Prove that given sequence $$\langle f_n\rangle =1-\frac{1}{2}+\frac{1}{3}-\frac{1}{4}+.....+\frac{(-1)^{n-1}}{n}$$
is a Cauchy sequence
My attempt : $|f_{n}-f_{m}|=\Biggl|\dfrac{(-1)^{m}}{m+1}+\dfrac{(-1)^{m+1}}{m+2}\cdots\dots+\dfrac{(-1)^{n-1}}{n}\Biggr|$
using $ m+1>m \implies \dfrac{1}{m+1}<\dfrac{1}{m} $
$|f_{n}-f_{m}|\le \dfrac{1}{m}+\dfrac{1}{m}+\dfrac{1}{m}\cdots\cdots\dfrac{1}{m}$
$|f_{n}-f_{m}|\le\dfrac{n-m}{m}$
I don't know if I am proceeding correctly or if I am, how to proceed further, any hint would be really helpful .

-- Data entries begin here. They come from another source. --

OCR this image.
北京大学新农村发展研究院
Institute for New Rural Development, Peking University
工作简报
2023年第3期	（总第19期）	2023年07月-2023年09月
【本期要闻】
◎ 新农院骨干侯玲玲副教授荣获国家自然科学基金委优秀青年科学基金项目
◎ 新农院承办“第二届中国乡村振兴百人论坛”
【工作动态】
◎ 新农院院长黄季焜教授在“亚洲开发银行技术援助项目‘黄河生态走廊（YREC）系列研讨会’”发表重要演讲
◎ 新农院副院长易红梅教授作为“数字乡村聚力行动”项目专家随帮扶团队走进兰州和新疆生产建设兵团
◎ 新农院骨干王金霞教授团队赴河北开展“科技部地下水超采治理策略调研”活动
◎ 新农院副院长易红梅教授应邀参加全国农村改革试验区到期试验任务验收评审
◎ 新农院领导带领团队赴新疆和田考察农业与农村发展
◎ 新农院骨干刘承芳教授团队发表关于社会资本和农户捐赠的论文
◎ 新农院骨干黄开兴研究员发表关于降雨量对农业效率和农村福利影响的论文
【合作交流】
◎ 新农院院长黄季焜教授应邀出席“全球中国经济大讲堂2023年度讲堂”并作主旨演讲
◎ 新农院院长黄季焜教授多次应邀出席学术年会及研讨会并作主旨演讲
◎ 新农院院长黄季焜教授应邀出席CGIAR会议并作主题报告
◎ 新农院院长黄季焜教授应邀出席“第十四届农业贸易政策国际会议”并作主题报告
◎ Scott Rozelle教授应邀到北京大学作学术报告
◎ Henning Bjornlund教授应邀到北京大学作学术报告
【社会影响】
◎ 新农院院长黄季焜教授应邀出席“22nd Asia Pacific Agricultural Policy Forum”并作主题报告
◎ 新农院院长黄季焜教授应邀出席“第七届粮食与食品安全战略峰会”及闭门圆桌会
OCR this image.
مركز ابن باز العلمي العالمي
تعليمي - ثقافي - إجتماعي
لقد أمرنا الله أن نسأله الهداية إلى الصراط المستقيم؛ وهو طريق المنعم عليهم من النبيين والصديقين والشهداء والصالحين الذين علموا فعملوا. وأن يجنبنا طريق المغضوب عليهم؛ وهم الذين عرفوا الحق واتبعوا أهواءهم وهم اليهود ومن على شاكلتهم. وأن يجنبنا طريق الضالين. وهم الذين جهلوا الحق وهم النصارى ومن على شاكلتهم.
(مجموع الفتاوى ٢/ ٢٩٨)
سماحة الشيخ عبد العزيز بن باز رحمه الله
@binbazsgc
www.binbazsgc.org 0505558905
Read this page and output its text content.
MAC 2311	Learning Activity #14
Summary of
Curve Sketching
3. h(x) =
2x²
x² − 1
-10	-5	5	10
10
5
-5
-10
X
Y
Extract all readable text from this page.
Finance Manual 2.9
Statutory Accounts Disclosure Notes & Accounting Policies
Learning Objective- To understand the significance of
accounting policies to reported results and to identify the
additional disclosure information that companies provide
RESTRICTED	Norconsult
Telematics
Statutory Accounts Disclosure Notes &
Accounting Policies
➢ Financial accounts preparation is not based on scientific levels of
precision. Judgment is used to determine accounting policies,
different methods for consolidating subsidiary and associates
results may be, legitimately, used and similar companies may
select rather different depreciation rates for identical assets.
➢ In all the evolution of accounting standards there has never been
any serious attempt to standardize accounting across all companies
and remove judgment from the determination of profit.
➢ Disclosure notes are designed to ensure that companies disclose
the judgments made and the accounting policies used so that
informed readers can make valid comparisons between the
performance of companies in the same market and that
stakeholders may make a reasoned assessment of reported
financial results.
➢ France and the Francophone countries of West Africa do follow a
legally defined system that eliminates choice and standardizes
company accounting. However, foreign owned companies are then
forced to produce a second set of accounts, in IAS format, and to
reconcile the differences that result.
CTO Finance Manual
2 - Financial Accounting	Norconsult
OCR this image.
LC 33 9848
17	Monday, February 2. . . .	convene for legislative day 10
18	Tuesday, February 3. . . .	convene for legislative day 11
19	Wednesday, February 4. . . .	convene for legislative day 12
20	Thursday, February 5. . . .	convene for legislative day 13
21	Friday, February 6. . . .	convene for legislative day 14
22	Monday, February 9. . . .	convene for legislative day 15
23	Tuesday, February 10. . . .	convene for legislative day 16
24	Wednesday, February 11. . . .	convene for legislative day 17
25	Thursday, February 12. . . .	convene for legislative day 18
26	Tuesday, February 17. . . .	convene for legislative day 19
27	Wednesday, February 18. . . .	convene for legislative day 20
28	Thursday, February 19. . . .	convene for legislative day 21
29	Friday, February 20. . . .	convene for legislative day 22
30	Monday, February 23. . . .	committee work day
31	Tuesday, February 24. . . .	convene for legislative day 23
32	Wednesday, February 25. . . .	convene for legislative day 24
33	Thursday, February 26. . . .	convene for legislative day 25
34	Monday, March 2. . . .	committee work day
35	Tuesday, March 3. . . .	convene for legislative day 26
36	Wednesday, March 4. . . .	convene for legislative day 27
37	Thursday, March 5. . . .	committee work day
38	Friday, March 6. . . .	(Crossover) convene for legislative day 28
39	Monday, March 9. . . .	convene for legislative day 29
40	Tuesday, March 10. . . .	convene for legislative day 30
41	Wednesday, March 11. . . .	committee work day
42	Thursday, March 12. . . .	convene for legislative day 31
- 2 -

If you ignore the signs of the terms, the result diverges. So you can't do that.
$f_n =\sum_{k=1}^n \dfrac{(-1)^k}{k} $ so, if $n > m$, $f_n-f_m =\sum_{k=m+1}^n \dfrac{(-1)^k}{k} =\sum_{k=1}^{n-m} \dfrac{(-1)^{k+m}}{k+m} =(-1)^m\sum_{k=1}^{n-m} \dfrac{(-1)^{k}}{k+m} $.
If $n-m$ is even, so $n-m = 2j$, then
$\begin{array}\\ f_n-f_m &=(-1)^m\sum_{k=1}^{2j} \dfrac{(-1)^{k}}{k+m}\\ &=(-1)^m\sum_{k=1}^{j} \left(\dfrac{(-1)^{2k-1}}{2k-1+m}+\dfrac{(-1)^{2k}}{2k+m}\right)\\ &=(-1)^m\sum_{k=1}^{j} (-1)^{2k-1}\left(\dfrac{-1}{2k-1+m}+\dfrac{1}{2k+m}\right)\\ &=(-1)^m\sum_{k=1}^{j} (-1)^{2k-1}\left(\dfrac{(2k-1+m)-(2k+m)}{(2k-1+m)(2k+m)}\right)\\ &=(-1)^{m+1}\sum_{k=1}^{j} \left(\dfrac{-1}{(2k-1+m)(2k+m)}\right)\\ &=(-1)^{m}\sum_{k=1}^{j} \left(\dfrac{1}{(2k-1+m)(2k+m)}\right)\\ \text{so}\\ |f_n-f_m| &=\sum_{k=1}^{j} \left(\dfrac{1}{(2k-1+m)(2k+m)}\right)\\ &=\sum_{k=1}^{j}\dfrac14 \left(\dfrac{1}{(k-\frac12+\frac{m}{2})(k+\frac{m}{2})}\right)\\ &\lt \dfrac14\sum_{k=1}^{j} \left(\dfrac{1}{(k-1+\frac{m}{2})(k+\frac{m}{2})}\right) \quad\text{this is the sneaky part}\\ &\lt \dfrac14\sum_{k=1}^{j} \left(\dfrac{1}{k-1+\frac{m}{2}}-\dfrac{1}{k+\frac{m}{2}}\right)\\ &= \dfrac14 \left(\dfrac{1}{\frac{m}{2}}-\dfrac{1}{j+\frac{m}{2}}\right)\\ &= \dfrac12 \left(\dfrac{1}{m}-\dfrac{1}{2j+m}\right)\\ &= \dfrac12 \left(\dfrac{1}{m}-\dfrac{1}{n}\right)\\ &< \dfrac{1}{2m}\\ &\to 0 \text{ as } m \to \infty\\ \end{array} $
If $n-m$ is odd, the sum changes by at most $\frac1{n}$ so it still goes to zero.